Activision has taken the PC version of Call of Duty: WWII offline following reports of a critical remote code execution (RCE) vulnerability that surfaced shortly after the game was added to Microsoft’s Game Pass service. The issue reportedly allows attackers to gain remote control of other players’ PCs during multiplayer sessions.
Critical Exploit In Call of Duty: WWII
As explained by security company Malwarebytes, RCE vulnerabilities are particularly dangerous because they enable malicious actors to run malicious code and control victim’s machine without their knowledge or permission.

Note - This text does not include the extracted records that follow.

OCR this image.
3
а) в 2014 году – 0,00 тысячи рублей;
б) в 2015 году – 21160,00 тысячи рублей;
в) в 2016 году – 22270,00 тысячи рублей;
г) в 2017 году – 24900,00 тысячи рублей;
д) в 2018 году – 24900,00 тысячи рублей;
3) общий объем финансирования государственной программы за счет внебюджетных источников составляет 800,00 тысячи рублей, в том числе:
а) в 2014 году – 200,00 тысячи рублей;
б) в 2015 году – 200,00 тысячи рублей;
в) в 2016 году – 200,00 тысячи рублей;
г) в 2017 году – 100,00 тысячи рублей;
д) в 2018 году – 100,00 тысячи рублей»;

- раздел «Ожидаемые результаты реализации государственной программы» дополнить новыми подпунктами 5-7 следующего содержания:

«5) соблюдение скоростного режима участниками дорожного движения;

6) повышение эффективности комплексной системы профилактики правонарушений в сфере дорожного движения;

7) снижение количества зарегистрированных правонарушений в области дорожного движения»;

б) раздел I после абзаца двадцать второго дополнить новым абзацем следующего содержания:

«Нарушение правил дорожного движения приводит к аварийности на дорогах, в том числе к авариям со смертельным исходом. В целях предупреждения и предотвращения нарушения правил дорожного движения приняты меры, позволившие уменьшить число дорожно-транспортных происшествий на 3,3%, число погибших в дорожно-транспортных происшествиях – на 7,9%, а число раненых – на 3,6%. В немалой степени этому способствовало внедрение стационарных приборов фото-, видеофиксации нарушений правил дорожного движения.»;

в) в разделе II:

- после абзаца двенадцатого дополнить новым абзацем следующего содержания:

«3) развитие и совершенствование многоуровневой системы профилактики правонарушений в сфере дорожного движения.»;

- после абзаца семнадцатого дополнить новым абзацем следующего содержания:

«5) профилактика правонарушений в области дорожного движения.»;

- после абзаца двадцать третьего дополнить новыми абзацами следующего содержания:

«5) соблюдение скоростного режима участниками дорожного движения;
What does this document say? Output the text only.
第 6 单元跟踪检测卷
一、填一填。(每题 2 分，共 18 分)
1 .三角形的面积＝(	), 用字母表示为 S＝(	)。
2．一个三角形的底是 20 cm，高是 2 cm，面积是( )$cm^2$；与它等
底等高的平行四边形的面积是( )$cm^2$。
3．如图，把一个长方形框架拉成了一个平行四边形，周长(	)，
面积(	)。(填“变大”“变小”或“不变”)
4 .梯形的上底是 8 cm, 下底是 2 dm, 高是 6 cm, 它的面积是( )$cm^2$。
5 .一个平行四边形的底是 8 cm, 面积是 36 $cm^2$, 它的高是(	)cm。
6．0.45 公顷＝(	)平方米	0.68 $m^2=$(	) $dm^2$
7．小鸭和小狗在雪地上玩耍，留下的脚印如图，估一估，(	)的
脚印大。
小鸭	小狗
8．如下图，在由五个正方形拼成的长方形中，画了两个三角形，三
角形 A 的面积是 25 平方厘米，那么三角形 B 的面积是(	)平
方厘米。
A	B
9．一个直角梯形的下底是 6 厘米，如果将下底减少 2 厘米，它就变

In this case, attackers allegedly exploited the flaw during the game’s multiplayer session to execute actions including opening command prompts, sending mocking messages via Notepad, initiating remote shutdowns, and even altering desktop wallpapers to display explicit content.
So far, the exploit appears to affect only PC players, as console systems typically do not grant this level of access in the first place. The vulnerability was discovered just days after the 2017 title became available on Game Pass, prompting publisher Activision to take the game offline for investigation. It has been speculated that WWII’s multiplayer system – which relies on P2P (peer-to-peer) connections – may be a factor at play here.
While Activision didn’t officially clarify its reasoning behind temporarily shutting down the online components for the Microsoft Store version of the game (while the Steam version is still up), it’s widely believed that fixing this RCE exploit may be the reason behind this vague announcement. No update has been made since then, so PC players may want to hold off accessing this game until the patch is ready.
Pokdepinion: That’s a nasty bug for sure.